A rotina deve incluir inspeções frequentes e registro de alterações no comportamento, ingestão de alimento e água, temperatura, locomoção, aparência da pelagem, fezes e eventuais lesões. O médico-veterinário responsável técnico exerce papel central na prevenção, vigilância e resposta a ocorrências, enquanto tratadores, apresentadores e demais profissionais precisam saber exatamente suas atribuições. Eventos oficiais contam com mecanismos de fiscalização que incluem documentação, condições ambientais, bem-estar e inspeção clínica.
Medicamentos, suplementos, tranquilizantes, anti-inflamatórios e outros produtos de uso veterinário não devem ser utilizados simplesmente para melhorar aparência, comportamento ou desempenho. Qualquer tratamento precisa ter indicação, dose, via de administração e período de carência definidos por profissional habilitado, respeitando a legislação e o objetivo do animal. Estratégias para reduzir estresse devem priorizar adaptação, manejo calmo, rotina previsível, conforto térmico e redução de estímulos desnecessários, e não a simples sedação.

substituir os cuidados essenciais com o bem-estar
A pista é consequência do manejo
No momento da apresentação, equipamentos como cabrestos, guias, escovas, raspadeiras, baldes, produtos de higiene, materiais de casqueamento, ferramentas de contenção e itens de primeiros cuidados devem estar organizados e em condições adequadas. Nos equinos, sela, cabeçada, embocadura, ferrageamento e demais equipamentos precisam estar ajustados e revisados. Equipamento inadequado pode transformar uma apresentação bem planejada em fonte de dor, resistência ou acidente.
Para bovinos, equinos e ovinos, a equipe precisa reconhecer rapidamente sinais de fadiga, desidratação, hipertermia, dificuldade respiratória, cólica, claudicação, ferimentos ou alterações comportamentais. Deve existir previamente um protocolo para emergências, com acesso ao médico-veterinário, medicamentos autorizados, materiais básicos de atendimento e definição clara de quem toma decisões. A segurança deve prevalecer sobre a permanência do animal na pista ou no leilão.
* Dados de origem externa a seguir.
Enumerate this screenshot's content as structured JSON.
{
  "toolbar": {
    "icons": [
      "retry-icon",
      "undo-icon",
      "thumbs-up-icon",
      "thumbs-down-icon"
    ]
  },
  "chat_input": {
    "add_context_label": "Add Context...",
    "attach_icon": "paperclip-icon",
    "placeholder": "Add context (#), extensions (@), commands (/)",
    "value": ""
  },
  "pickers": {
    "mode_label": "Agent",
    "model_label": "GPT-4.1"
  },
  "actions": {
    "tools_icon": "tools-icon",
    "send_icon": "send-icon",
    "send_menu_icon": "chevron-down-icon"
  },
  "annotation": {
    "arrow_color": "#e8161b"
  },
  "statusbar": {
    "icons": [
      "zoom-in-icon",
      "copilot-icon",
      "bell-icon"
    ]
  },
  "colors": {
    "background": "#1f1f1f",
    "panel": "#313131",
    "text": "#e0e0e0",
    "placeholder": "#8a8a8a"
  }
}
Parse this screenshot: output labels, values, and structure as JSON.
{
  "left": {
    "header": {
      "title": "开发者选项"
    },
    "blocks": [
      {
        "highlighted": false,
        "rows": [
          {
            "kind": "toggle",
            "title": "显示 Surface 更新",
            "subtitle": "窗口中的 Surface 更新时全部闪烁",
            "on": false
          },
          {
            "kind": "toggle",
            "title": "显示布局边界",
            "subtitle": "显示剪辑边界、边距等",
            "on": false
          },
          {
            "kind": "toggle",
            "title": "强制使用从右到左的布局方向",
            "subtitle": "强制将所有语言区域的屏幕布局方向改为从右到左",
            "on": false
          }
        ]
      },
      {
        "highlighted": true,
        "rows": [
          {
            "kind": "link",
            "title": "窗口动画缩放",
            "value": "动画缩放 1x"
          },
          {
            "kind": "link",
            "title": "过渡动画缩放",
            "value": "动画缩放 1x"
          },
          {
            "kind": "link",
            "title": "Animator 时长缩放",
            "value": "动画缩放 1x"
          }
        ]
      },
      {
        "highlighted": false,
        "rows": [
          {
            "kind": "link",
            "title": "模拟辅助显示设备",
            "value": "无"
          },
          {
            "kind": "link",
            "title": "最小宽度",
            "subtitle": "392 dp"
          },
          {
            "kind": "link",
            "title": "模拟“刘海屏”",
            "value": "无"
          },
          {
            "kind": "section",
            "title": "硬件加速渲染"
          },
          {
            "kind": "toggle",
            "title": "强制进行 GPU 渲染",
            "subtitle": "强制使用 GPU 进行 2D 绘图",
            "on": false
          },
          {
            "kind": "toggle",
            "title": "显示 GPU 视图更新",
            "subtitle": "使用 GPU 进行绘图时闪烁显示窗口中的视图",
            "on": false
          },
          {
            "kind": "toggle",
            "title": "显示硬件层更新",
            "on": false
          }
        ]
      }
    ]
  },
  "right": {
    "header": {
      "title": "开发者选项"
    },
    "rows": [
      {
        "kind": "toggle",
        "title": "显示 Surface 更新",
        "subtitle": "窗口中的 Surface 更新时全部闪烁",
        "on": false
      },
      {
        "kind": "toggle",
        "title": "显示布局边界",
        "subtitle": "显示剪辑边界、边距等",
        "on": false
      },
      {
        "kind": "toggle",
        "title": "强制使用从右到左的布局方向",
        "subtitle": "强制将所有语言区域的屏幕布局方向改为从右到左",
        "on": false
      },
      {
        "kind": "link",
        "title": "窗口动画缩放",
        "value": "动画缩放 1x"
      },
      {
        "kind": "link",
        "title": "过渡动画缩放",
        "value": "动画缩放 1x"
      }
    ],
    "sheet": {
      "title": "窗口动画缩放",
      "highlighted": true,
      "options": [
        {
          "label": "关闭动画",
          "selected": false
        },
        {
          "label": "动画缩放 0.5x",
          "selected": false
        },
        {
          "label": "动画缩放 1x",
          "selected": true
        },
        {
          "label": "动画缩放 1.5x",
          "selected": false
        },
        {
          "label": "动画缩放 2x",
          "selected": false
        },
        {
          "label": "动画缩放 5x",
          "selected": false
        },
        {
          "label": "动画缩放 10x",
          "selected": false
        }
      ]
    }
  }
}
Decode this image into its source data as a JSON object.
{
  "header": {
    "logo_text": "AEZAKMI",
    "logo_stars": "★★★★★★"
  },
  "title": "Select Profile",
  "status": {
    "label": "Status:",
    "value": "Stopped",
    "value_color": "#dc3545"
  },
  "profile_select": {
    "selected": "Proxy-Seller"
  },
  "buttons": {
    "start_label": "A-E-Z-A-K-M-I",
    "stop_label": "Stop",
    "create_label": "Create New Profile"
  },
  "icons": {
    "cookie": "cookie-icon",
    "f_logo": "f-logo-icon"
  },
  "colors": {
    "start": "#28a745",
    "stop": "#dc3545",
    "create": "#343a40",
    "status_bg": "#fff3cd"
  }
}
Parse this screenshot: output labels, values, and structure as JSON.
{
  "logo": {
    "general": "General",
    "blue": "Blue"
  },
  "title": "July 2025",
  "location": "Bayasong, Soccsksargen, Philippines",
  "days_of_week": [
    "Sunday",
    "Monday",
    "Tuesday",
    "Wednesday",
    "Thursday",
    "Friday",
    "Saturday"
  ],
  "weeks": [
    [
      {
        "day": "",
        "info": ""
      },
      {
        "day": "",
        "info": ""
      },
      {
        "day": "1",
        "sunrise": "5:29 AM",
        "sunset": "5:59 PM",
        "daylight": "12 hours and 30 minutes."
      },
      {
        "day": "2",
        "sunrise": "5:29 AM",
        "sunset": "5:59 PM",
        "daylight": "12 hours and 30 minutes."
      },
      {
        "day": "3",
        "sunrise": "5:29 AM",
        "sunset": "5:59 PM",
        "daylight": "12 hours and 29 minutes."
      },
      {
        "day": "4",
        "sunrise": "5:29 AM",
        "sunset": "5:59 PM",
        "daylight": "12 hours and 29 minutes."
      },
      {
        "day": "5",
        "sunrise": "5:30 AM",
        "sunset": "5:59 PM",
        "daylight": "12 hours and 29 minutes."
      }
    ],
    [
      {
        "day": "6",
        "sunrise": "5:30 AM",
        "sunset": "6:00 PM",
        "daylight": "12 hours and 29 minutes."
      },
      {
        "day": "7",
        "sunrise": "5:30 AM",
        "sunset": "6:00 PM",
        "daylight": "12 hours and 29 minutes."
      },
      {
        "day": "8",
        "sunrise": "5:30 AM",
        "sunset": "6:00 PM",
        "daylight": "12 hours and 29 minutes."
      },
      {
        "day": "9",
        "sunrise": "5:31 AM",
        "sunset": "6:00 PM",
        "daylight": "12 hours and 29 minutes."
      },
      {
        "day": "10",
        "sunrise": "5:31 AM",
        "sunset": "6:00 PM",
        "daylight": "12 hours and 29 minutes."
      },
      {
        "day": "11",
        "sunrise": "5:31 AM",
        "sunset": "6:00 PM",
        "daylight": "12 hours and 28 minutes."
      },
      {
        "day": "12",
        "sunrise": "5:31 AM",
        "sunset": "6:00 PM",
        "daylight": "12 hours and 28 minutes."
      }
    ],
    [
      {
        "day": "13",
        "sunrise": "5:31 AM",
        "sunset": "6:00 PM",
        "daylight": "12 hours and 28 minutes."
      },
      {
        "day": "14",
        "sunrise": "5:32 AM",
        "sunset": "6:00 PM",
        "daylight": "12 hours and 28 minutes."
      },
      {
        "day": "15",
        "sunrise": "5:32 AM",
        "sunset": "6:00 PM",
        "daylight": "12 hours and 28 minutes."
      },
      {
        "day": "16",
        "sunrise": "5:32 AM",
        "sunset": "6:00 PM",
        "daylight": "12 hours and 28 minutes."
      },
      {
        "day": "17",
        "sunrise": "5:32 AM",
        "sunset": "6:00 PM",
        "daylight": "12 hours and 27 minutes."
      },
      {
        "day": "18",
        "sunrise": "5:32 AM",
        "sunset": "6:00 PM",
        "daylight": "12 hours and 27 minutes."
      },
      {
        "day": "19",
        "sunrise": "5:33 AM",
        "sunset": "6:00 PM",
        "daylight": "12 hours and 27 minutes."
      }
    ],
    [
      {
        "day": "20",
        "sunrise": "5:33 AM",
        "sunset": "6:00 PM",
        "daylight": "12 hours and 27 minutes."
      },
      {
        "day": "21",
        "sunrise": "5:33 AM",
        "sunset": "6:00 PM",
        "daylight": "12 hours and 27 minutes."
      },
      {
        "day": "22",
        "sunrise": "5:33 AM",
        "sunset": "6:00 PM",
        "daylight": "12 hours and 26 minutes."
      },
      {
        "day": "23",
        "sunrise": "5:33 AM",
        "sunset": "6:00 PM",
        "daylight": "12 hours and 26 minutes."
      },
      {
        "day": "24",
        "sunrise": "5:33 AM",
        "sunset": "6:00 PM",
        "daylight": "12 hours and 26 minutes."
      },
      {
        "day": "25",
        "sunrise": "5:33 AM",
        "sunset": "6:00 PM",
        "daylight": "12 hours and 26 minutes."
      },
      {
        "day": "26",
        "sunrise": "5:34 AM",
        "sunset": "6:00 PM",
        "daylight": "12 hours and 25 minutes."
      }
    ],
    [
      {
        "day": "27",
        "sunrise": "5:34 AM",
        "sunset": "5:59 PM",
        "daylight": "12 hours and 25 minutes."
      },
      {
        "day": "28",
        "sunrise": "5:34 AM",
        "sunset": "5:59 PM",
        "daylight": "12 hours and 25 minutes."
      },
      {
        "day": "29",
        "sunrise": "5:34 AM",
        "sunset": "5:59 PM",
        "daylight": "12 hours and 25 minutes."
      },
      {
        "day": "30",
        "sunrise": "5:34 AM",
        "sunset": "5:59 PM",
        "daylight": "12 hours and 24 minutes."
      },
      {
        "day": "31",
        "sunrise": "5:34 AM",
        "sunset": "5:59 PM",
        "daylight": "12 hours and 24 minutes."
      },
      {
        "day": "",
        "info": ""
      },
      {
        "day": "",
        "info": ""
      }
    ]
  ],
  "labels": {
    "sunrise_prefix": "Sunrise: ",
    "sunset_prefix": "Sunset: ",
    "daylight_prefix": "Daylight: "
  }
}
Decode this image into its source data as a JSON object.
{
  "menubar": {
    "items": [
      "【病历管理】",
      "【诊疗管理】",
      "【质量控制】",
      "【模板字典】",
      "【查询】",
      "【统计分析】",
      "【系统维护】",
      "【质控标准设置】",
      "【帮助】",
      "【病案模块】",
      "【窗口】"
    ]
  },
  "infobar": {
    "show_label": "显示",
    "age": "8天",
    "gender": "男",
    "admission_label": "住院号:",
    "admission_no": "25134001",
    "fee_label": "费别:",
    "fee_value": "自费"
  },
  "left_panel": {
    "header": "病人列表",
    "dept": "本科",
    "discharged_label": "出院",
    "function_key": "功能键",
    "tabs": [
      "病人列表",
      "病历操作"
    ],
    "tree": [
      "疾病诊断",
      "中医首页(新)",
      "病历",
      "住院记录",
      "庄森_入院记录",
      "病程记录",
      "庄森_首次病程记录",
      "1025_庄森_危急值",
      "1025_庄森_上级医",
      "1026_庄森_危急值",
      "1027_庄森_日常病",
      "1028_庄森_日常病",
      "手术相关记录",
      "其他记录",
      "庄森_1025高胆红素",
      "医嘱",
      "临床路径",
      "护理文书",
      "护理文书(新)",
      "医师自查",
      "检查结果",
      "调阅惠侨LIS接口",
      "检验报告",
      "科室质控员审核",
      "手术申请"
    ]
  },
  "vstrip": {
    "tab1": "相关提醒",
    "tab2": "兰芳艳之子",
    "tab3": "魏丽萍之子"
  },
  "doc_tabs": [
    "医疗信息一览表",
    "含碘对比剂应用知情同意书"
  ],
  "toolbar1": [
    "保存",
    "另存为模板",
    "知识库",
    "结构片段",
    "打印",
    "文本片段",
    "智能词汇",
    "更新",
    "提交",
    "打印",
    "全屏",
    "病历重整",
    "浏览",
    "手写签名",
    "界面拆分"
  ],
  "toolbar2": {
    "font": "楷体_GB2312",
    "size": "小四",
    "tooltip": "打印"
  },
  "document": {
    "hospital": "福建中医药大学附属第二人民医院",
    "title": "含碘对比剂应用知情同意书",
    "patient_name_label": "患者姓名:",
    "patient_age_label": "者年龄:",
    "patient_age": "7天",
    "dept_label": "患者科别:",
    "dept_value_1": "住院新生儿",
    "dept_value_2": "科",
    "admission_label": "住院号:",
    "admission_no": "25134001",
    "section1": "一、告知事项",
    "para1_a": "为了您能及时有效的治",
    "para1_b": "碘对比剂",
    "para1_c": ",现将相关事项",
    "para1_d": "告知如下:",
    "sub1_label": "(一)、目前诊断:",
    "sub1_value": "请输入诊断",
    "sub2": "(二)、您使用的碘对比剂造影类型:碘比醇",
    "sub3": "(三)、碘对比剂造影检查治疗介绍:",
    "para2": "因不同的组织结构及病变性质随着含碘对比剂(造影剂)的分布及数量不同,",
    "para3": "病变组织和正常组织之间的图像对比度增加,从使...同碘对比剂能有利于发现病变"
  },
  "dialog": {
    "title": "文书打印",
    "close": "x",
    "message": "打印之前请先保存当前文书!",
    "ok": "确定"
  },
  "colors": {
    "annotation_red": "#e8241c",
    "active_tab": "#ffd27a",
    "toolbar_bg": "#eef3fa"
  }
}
No ambiente competitivo das exposições, beleza e apresentação podem chamar atenção, mas são sanidade, genética, manejo e consistência que sustentam o valor do animal. A participação em um evento deve ser entendida como extensão do sistema produtivo da propriedade: começa na seleção do exemplar, passa pela preparação física e comportamental, documentação e transporte, continua no recinto e termina somente após o retorno seguro. Essa visão reduz riscos e transforma a exposição em uma operação empresarial, não apenas em uma vitrine.
É sempre bom lembrar que as exigências sanitárias apresentadas acima devem ser conferidas para cada evento, estado de origem e destino, pois podem mudar conforme legislação, espécie, finalidade e situação epidemiológica. As normas oficiais mostram, inclusive, requisitos específicos para diferentes espécies e trânsito. É importante a elaboração de um check list de procedimentos para todas as fases, antes durante e depois do evento, que conste também materiais, alimentação, apetreçhos, medicamentos, documentação e equipamentos necessários para todo o período.